Easier software pricing to combat hosted applications

Spending on applications is set to grow seven percent this year, and software vendors are sweetening their terms

Software suppliers are offering more flexible pricing to protect their market against the new wave of software-as-a-service vendors.

According to a new report by Forrester Research, financing options are “the newest front in the vendor war for a greater share of the IT budget”.

By offering flexible pricing schemes, vendors of traditional on-premises software can attract customers trying to keep down capital expenditure, said Forrester analyst Ray Wang.

The ability to move costs from capital expenditure to operating expenditure is frequently cited a major advantage of the online software model as it gets rid of the need for investment in servers and upfront software licence costs, by providing hosted hardware and a subscription payment model.

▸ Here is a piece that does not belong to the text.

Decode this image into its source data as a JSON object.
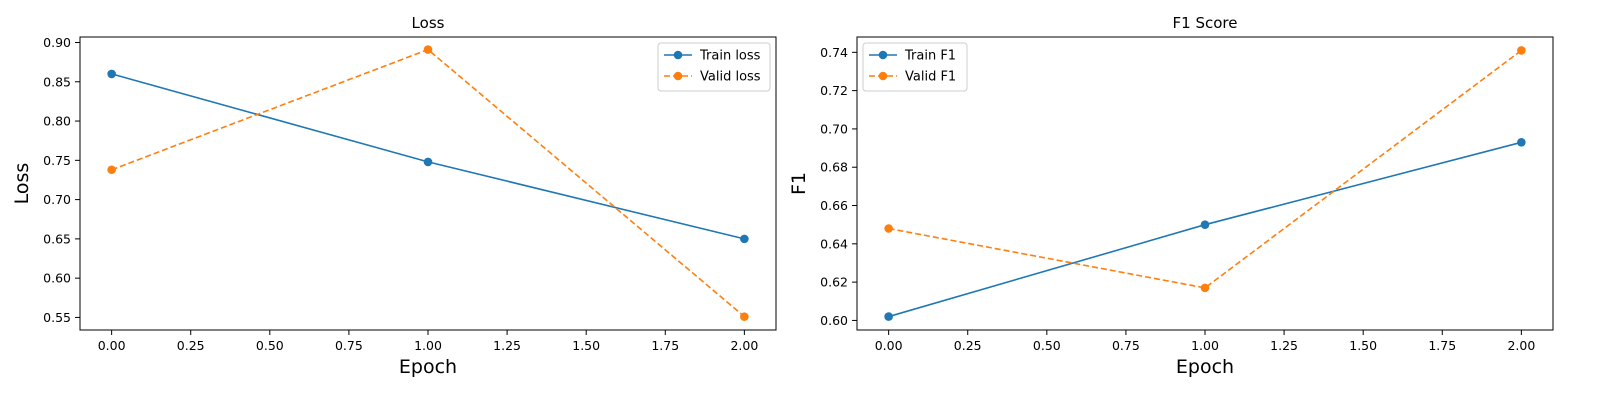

Meanwhile, Forrester predicts that the growth of spending of software will fall to seven percent this year, down from 10 percent in 2005. The reasons for this slowing include increasing standardisation and use of service-oriented architectures, as well as macro-economic factors such as high interest rates.

To compete for business, vendors such as Oracle, Sage, Microsoft, Sage and Business Objects have enhanced financing or leasing options or both. For example, some are offering more flexible terms to fit with the buying cycles or seasonality of customers’ businesses. Others lures include zero-percent repayments, lease-to-own schemes, bundled services, training and extra software.

“The initial competition to bring a customer on board is extremely intense so it’s very important to be able to knock out somebody else,” said Wang.

Wang said Oracle and Microsoft have perhaps the most powerful positions.

“If Oracle can provide financing and an enterprise agreement that locks out rivals. Oracle and Microsoft have the magic because they can offer the stack.”

However, Wang warned that buyers should consider the risk of lock-in to a supplier, and factor in the total cost of solutions including hardware before committing themselves.